Dalam hal ini yang memanggil tersangka tersebut adalah sultan, sedangkan
proses peradilannya dilaksanakan di depan siding walisanga.
Contoh-contoh
konkrit di atas menunjukan adanya hubungan timbal balik antara para wali
sebagai juru dakwah dengan sultan sebagai penguasa politik. Sultan memerlukan
dukungan para wali sebagai sumber legitimasi
demi kepentingan politiknya, dan sebagai imbalanya adalah menyediakan
sarana2 dakwah yang dibutuhkan oleh para wali. Sedangkan para wali
memanfaatkan kekuasaan politik sebagai
media untuk berdakwah, sehingga mereka masuk dan ikut berperan dalam percaturan
politik.
C.
Islam Jawa
Islam yang
berkembang di jawa bisa dikatakan sengat khas dan unik, yakni ketika terjadi
penerapan konsep-konsep agama dalam formulasi kultus keraton. Islam yang masuk
ke Jawa telah mengalami pengolahan sedemikian rupa sehingga mneyatu dengan
Jawa. Pada dataran ini Islam dan jawa tidak dapat dipisahkan. Muncul
permasalahan-permasalahan yang disebabkan perbedaan penekanan intensitas
“keislaman” atau “kejawaannya”, yang akhirnya muncul pandangan bahwa fenomena keagamaan seperti itu adalah sebuah
penyimpangan. Kebudayaan Jawa mempunyai kemampuan yang luar biasa untuk
membiarkan diri dibanjiri oleh gelombang-gelombang kebudayaan dari luar dan
dalam banjir itu mempertahankan keasliannya. Sehingga nilai-nilai jawa semakin
mengkristal sedangkan budaya dari luar hanya menjadi lapisan luar belaka.
Fenomena-fenomena
tersebut masih terkait dengan strategi dan metode dakwah yang diterapkan oleh
walisanga di awal penyebaran Islam yang memanfaatkan jalur politik dan budaya.
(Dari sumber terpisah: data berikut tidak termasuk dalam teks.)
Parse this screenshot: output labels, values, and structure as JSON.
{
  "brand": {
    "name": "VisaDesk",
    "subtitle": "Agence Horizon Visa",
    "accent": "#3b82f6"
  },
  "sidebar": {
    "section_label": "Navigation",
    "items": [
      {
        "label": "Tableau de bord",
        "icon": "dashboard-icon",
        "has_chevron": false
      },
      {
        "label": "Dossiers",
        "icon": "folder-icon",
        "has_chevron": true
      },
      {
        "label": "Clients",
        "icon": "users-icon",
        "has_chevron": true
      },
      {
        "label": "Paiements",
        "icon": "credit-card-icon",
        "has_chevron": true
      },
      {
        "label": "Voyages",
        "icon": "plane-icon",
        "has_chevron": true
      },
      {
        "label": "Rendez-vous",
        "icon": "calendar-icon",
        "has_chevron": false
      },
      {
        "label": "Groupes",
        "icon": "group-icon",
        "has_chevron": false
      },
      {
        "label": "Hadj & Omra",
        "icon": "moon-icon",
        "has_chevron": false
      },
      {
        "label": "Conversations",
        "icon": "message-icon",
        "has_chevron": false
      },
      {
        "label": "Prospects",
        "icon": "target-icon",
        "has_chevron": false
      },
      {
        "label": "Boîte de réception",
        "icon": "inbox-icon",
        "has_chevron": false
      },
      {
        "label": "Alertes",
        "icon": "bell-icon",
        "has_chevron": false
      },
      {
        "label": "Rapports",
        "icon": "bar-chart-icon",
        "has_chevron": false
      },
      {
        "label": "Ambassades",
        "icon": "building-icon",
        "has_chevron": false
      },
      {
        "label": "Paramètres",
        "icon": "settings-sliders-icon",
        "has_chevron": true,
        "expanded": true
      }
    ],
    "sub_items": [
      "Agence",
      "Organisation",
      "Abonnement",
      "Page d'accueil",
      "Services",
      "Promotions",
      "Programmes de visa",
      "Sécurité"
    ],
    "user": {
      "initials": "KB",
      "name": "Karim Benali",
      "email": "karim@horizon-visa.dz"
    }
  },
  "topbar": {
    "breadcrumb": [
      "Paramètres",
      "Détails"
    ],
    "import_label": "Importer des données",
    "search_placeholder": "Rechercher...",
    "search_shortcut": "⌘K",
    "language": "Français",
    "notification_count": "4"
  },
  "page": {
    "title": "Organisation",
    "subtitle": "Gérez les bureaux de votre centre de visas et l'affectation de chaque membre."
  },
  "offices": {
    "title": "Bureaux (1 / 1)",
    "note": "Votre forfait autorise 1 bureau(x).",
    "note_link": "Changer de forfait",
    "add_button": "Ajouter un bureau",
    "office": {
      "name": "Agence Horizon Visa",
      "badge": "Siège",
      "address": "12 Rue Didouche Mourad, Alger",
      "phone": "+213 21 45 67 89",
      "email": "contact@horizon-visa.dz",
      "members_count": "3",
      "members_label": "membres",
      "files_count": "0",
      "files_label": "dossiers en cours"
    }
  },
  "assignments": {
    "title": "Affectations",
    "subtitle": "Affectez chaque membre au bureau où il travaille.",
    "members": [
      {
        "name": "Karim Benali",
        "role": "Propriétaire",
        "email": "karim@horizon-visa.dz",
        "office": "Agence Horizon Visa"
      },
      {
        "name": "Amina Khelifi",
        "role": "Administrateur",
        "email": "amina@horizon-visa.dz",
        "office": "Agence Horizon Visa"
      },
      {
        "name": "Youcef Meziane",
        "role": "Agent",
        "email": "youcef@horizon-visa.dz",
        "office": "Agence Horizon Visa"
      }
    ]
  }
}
Islam yang dibawa oleh para wali tidak diarahkan untuk merubah secara total
pandangan jawa mengenai tata kosmis
yang menjadi pandangan dunia
mereka, tetapi lebih ditekankan pada upaya penyisipan-penyisipan nilai-nilai Islam dalam tata struktur
masyarakat Jawa. Para wali tidak berkehendak untuk menghilangkan atau menempati posisi sentral kekuasaan,
tetapi ada kemungkinan untuk menambah, menggeser atau menguranginya. Misalnya pendirian masjid Demak untuk pust
dakwah agar perhatian masyarakat tidak hanya tertuju pada keraton, tapi juga
pada agama. Pada tahap-tahap awal islamisasi, strategi dakwah seperti itu
dipandang cukup efektif, namun efektifitasnya cenderung menurun pada masa-masa
berikutnya. Hal ini disebabkan menurunnya peran politik para wali sebagai
akibat dari menguatnya kembali kekuatan politik dengan semakin kukuhnya
identitas kejawaannya.
Apabila hal ini
dipahami sebagai langkah awal islamisasi, maka tujuan akhir yang mungkin
diasumsikan adalah pembelokan orientasi ideologis masyarakat dari keraton dan
raja menuju masjid dan ulama sebagai manifestasi Ilahi. Hanya saja tujuan ini
belum terwujud , karena dihapusnya peran para wali dalam lembaga penasehat
kesultanan dan dibubarkannya lembaga dakwah. Dakwah yang dilakukan para wali
dari sudut pandang ini telah terhenti pada tahap pengenalan ide baru (islam)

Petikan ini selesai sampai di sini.